Maldição


Esta crônica é uma obra meramente ficcional, qualquer semelhança com pessoas, lugares ou fatos reais é mera coincidência.   


    Há três meses estou isolada. E o que mudou? Nada! Sempre estive só, mas agora me vejo impossibilitada de camuflar a obviedade de minha vida que é a verdade de que ao longo de quase meio século não consegui construir boas relações de amizade nem manter os vínculos das relações familiares, cujos efeitos profundos me foram nada saudáveis, e todos a quem amei se distanciaram de mim ou talvez nunca tenham se aproximado de fato e suas lembranças para mim não passam de fragmentos da minha imaginação, daquilo que eu gostaria que tivesse acontecido, de como eu gostaria que as coisas tivessem sido, mas que simplesmente não foram nem de longe tal como desejei.

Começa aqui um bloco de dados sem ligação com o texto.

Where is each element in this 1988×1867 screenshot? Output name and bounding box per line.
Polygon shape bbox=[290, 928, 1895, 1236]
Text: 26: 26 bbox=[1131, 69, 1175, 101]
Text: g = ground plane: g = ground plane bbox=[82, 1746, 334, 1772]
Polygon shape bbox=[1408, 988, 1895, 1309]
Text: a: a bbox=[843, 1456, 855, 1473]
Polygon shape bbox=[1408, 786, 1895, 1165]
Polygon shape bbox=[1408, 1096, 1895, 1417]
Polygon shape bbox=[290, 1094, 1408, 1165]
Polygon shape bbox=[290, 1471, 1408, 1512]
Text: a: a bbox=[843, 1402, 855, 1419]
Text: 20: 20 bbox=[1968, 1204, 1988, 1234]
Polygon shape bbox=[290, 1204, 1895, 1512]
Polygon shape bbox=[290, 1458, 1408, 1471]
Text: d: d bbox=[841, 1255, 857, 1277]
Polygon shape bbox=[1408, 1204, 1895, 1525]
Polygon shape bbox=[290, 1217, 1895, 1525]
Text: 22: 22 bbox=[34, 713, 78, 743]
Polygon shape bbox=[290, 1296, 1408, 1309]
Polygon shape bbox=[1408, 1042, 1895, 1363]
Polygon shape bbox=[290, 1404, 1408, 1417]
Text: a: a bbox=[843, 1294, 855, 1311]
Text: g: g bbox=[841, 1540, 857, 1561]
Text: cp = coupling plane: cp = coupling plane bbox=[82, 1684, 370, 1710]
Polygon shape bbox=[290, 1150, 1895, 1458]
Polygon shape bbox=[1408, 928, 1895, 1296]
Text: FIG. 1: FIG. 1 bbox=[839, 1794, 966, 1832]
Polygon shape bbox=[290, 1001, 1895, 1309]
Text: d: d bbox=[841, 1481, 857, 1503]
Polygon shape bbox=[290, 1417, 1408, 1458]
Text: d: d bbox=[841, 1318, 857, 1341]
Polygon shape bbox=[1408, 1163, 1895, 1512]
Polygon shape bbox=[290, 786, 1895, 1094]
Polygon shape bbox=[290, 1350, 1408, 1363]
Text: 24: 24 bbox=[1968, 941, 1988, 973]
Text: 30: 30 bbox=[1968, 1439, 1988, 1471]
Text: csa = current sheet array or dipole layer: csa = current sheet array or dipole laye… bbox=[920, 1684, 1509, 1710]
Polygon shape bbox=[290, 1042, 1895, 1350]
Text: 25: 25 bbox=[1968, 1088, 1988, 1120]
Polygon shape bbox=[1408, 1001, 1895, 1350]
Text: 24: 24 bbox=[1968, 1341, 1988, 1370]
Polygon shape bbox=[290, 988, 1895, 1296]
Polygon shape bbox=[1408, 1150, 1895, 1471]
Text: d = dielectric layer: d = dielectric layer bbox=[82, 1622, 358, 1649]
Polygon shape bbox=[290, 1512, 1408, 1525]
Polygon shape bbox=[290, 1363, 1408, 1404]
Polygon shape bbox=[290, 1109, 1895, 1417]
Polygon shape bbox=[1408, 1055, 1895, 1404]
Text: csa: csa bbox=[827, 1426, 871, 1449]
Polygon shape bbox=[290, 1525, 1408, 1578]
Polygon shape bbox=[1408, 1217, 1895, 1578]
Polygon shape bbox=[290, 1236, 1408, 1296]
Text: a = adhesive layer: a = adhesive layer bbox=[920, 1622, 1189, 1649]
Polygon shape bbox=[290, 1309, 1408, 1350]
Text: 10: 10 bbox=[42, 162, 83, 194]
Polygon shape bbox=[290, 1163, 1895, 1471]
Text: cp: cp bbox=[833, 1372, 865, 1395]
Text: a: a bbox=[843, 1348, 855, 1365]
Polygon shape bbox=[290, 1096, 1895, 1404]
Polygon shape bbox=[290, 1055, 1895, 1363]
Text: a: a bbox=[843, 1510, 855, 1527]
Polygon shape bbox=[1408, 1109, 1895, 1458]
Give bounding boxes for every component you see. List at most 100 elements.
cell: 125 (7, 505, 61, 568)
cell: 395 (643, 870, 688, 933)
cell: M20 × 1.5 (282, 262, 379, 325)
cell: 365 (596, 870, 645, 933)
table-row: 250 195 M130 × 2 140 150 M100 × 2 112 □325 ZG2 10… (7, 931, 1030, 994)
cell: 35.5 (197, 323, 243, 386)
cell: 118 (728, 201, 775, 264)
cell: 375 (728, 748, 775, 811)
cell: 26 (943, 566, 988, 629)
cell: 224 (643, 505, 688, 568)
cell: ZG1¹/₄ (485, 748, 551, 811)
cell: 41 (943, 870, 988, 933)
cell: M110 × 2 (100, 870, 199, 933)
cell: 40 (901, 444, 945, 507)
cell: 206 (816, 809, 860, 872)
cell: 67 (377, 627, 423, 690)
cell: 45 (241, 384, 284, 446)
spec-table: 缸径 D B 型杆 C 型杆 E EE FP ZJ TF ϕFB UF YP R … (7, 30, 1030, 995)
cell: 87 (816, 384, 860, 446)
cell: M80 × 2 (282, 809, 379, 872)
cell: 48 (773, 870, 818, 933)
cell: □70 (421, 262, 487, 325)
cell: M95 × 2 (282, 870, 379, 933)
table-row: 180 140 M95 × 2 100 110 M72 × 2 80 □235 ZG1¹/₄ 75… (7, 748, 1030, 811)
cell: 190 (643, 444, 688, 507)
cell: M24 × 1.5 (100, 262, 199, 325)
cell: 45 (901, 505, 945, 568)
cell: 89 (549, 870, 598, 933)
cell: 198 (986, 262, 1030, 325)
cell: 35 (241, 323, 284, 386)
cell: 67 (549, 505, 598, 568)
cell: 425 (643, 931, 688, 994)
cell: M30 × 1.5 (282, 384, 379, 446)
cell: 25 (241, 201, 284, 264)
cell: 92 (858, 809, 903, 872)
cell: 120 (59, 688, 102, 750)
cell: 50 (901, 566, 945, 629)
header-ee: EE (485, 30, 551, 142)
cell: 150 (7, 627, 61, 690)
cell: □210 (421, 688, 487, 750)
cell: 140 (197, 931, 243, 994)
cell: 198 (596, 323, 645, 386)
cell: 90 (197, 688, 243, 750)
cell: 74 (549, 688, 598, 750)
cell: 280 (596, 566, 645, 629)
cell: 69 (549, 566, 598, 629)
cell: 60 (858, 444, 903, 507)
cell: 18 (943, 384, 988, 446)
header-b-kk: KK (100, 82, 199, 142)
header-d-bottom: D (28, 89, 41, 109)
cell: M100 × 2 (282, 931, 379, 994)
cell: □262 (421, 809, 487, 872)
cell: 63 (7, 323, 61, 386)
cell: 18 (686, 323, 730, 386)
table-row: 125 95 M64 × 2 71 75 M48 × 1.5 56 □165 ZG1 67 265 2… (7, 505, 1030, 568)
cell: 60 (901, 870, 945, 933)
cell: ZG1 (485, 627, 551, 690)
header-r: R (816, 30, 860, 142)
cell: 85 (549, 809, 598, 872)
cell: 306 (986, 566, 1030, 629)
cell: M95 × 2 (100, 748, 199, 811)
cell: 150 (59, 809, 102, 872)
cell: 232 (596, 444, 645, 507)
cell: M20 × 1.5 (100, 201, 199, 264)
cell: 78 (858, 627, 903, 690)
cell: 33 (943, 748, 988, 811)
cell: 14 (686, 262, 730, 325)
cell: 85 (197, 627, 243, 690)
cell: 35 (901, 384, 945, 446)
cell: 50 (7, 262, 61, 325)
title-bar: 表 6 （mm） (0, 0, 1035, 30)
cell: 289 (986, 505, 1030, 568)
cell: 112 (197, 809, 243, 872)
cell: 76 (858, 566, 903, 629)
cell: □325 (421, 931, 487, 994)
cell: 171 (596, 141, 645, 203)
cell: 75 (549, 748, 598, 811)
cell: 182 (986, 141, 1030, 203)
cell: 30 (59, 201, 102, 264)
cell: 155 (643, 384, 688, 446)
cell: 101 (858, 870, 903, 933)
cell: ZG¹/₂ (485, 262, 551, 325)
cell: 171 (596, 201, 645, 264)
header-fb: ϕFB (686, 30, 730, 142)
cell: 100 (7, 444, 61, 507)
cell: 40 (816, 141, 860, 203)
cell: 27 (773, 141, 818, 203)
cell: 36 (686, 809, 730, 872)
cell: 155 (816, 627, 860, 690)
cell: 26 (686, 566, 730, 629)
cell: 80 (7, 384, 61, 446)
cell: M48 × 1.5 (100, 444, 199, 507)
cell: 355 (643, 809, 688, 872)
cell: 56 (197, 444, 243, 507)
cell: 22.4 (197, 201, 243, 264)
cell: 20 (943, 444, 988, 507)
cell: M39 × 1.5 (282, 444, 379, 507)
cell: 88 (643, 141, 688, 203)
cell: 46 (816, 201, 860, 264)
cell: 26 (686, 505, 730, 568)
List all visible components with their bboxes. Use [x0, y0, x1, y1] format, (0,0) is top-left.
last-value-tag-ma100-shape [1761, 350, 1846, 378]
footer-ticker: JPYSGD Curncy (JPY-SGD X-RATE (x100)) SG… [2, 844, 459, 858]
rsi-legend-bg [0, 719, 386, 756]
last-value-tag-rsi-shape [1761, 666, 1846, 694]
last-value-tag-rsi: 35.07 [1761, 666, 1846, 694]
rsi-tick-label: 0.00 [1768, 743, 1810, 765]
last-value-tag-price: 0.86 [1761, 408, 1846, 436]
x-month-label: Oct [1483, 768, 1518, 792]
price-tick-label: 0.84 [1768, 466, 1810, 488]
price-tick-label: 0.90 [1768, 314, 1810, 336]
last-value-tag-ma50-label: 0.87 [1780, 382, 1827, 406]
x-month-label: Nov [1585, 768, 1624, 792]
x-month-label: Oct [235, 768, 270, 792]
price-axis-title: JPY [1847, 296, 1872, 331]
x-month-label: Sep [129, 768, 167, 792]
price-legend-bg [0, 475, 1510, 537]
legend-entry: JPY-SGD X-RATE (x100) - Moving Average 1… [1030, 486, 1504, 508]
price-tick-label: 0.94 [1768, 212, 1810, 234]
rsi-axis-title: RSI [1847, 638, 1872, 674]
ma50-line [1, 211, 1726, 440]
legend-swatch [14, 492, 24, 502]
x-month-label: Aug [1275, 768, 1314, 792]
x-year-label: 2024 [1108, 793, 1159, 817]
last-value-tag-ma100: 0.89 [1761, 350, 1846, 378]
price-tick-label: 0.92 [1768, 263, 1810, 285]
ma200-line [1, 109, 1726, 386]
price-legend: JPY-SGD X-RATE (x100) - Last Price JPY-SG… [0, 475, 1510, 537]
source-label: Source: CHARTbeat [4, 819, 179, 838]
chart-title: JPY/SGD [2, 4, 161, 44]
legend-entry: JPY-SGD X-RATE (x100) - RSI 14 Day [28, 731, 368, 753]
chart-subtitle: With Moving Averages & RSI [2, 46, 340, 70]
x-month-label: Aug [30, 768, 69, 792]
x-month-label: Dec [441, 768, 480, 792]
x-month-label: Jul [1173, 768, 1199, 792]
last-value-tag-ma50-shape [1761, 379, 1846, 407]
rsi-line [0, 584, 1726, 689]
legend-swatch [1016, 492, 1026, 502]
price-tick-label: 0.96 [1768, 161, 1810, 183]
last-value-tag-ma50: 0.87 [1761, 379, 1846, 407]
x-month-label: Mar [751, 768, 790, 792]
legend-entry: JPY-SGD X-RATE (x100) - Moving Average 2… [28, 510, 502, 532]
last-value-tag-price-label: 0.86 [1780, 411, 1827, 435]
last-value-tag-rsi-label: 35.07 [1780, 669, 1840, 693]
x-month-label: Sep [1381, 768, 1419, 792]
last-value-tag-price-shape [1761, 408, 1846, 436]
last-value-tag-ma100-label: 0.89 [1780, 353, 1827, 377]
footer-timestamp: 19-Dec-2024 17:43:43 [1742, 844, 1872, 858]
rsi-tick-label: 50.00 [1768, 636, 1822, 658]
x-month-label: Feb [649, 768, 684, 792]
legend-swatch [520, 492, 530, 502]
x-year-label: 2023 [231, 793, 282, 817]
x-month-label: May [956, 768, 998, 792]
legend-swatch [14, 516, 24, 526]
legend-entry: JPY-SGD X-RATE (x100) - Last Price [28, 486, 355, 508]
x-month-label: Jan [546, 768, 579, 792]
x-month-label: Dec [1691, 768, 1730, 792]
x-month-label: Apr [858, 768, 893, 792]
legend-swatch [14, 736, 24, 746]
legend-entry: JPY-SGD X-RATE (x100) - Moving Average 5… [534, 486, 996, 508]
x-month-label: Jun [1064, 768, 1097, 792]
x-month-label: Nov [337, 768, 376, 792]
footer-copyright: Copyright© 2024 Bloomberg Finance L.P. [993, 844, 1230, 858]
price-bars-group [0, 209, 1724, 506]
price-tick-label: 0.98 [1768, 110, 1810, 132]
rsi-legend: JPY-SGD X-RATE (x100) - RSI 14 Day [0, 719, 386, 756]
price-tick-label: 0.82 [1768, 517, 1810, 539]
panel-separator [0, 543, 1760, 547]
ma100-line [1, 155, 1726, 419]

    Hoje, em meio ao medo generalizado de ter a vida abreviada por conta de um vírus, de uma gripe com graves consequências ou apenas por conta da crueldade do ser humano que nega o tratamento adequado no período em que a vida teria grande chance de ser salva, me pergunto se partilho desse temor e é claro que mesmo vagando sozinha por este mundo, ainda assim, gostaria de ter mais meio século pela frente, mas não temo perder a vida, apenas não desejo isto.
    O meu medo é terminar minha jornada, minha andança por este mundo, desidratada se comparada a como eu era quando entrei nele, quando lá no início tinha a maravilhosa certeza de que este mundo nos foi dado como um presente, de que pertencemos a algo maior e de que é por ele e para ele que devemos dedicar nosso potencial e que aquele desejo inato de justiça, aquela alegria em compartilhar, aquela vontade de ajudar e aquela ânsia de ter um próximo para com ele poder se realizar é exatamente o que eu tenho medo de perder para sempre.
    Dizem que estão tirando nossa humanidade e acredito nisso. Há, sim, pessoas que têm de fato esse propósito, talvez por serem tão frustradas, não entendam que só é possível se realizar com o outro, sem o qual não há medida, não há parâmetros, não há a menor possibilidade de reconhecer e perceber o que somos ou o que nos tornamos. E é claro que esse exercício nem sempre é algo reconfortante e aí, se podemos fugir para um café na esquina ou para uma caminhada na praça ou para um jogo de carta com alguns colegas o fazemos sem pensar duas vezes, mas agora querendo ou não, muitos de nós estão sendo forçados a encarar suas vidas e talvez isto assuste muito mais do que esta peste chinesa, pois ouvir o eco dos nossos pensamentos, sentir na pele, nos ossos os efeitos colaterais dos nossos arrependimentos e saber que não temos como voltar atrás, tampouco continuar de onde paramos é como uma praga, uma maldição.
    Quando foi que o mundo ficou tão ruim? O que foi que eu fiz ou não fiz para que isto acontecesse?
    Estamos já todos doentes. Doentes de alma, vazios de crenças naquilo que de fato nos eleva, naquilo que poderia nos salvar. Estamos doentes e isolados pelo medo e covardia que nos acomete diante de todo o mistério que não compreendemos nem sabemos como explicá-lo. Estamos fracos e degenerados por termos nos esquecido de como devemos viver uma vida. Estamos infelizes por estarmos apenas fugindo da morte e condenados a viver uma vida sem propósito. Estamos amaldiçoados e esta maldição não vem da China, vem das profundezas de nossas almas caídas, vem do nosso esquecimento.